Взвесим, Коля.
— Да что тут взвешивать! Один пойду!
— Горишь, — покачал головой Перелюба. — Придется уважить. Ежели не промахнемся, то и раскатывать набитые все ж душе легче. Может, и оправдаем простой-то.
— А я о чем?
— Еще и попасть надо.
— Да что ты, там и Гаврила не промажет.
— Ребята как? — уже соглашаясь, поинтересовался Евдокимыч.
— Трусят, стервецы. Хочется и колется. Вашего слова ждут.
— Айда, Коля, — махнул рукой Перелюба. — Вези.
— От это по мне, — расцвел Николай. — Мировые вы у меня мужики, — и обернувшись, закричал: — Па‑а места‑ам!
Взошли по трапу.
Отчалили.
И запрыгали на частой волне навстречу набирающему силу ветру. Шли не в лоб, а немного вкось, еще и переваливаясь с боку на бок. Впереди, километрах в двух, ветер лохматил воду, гнал пенную рябь. Правил сам Азиков. Кроме Перелюбы, который безмятежно полеживал на корме, укрывшись от ветра, все остальные сгрудились возле рубки ближе к носу, напряженно вглядываясь в потемневшие отдаленные перекаты.
— Круто берет, — ворчал Евдокимыч. — Правее б.
— Чин чинарем, — не соглашался Пашка. — Если правее, то как раз ему в середку и врежешься.
— А так ждать придется.
— И подождем.
— Шустрый — подождем. Сети к приходу сомнет, и косяк твой — мимо.
— Коля учитывает, — сказал Гаврила Нилыч. — Дальше-то, по волне, тише пойдем, то и выйдет.
— Ни беса не видать, — вздохнул Евдокимыч, переживавший явно больше других.
Ржагин, вглядываясь в мутную воду, ждал — вот сейчас, сейчас, что-то блеснет, засверкает, и он увидит — как это, идет косяк? Расспрашивать в такую минуту не решался. Волнение и настороженность витали над палубой. Он понимал, что они рискуют. Но как-то вообще понимал, безотчетно, испытывал только это: интерес и острую, легкомысленную радость ожидания. Что-то будет, произойдет, скоро, что-то необычное и захватывающее, чего он никогда прежде не видел. Бригадир сбросил скорость и вышел из рубки. Сейчас же и Перелюба, услыхав, что двигатель без нагрузки засбоил, перебрался с кормы поближе к носу и, выглядывая, пристроился за спиной у Пашки.

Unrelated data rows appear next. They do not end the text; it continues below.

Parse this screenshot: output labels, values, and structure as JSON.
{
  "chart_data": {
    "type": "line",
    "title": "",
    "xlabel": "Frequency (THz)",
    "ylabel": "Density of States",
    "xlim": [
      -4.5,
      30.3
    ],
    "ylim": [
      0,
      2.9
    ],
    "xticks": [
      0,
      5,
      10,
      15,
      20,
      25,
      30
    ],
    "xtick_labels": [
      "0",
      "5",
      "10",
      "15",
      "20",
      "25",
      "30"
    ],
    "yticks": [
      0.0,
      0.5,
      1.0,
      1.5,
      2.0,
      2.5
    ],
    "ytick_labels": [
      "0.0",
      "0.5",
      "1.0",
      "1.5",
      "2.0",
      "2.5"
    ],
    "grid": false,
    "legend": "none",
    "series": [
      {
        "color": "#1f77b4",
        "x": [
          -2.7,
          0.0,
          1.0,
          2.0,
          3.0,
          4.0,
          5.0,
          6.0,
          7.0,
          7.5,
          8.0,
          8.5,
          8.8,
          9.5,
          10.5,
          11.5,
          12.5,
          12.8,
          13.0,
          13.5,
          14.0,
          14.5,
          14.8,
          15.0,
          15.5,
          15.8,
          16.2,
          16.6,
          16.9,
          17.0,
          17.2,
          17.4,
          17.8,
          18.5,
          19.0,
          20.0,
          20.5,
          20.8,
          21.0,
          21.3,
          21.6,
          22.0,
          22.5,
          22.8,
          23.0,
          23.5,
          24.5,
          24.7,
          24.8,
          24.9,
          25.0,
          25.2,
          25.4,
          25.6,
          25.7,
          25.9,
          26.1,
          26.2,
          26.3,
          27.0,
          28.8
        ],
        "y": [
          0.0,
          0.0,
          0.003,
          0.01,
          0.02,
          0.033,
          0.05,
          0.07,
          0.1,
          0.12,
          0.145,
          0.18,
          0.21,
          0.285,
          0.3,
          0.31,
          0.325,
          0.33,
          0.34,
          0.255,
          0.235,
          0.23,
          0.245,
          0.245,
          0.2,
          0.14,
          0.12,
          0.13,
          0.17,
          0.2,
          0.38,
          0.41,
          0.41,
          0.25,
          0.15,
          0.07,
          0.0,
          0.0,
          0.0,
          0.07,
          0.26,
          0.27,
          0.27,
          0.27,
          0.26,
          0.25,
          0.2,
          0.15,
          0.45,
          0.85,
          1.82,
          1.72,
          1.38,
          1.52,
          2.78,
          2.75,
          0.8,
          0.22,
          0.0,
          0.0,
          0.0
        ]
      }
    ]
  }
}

Азиков похлопал Евдокимыча по плечу.
— Молись.
— Еще бы маленько, Коля.
— В самый раз. Через час подплывут, субчики.
— Многовато — час.
— Заметать и драпака. Только-только.
— Все равно ж накроет.
— Я и говорю, молись.
И Азиков ушел в рубку руководить заметом.
Вырабатывали сеть быстро, дружно, споро. Волна на глазах вспухала, упруго круглилась, наливаясь гневом. Ржагин с Гаврилой Нилычем помогали Евдокимычу и Пашке, бригадир, выравнивая бот, подстегивал, торопил. Перелюба тут же смастерил какое-то мудреное приспособление из планок, выложив их враспор и перевязав толстой веревкой, и, когда сеть ушла целиком, вклинил эту штуку между последним поплавком и подъездком. Иван понял, зачем: чтобы подъездок не разворачивало, не швыряло волной на сети, чтобы сам он не запутал их еще до того, как подплывут «субчики».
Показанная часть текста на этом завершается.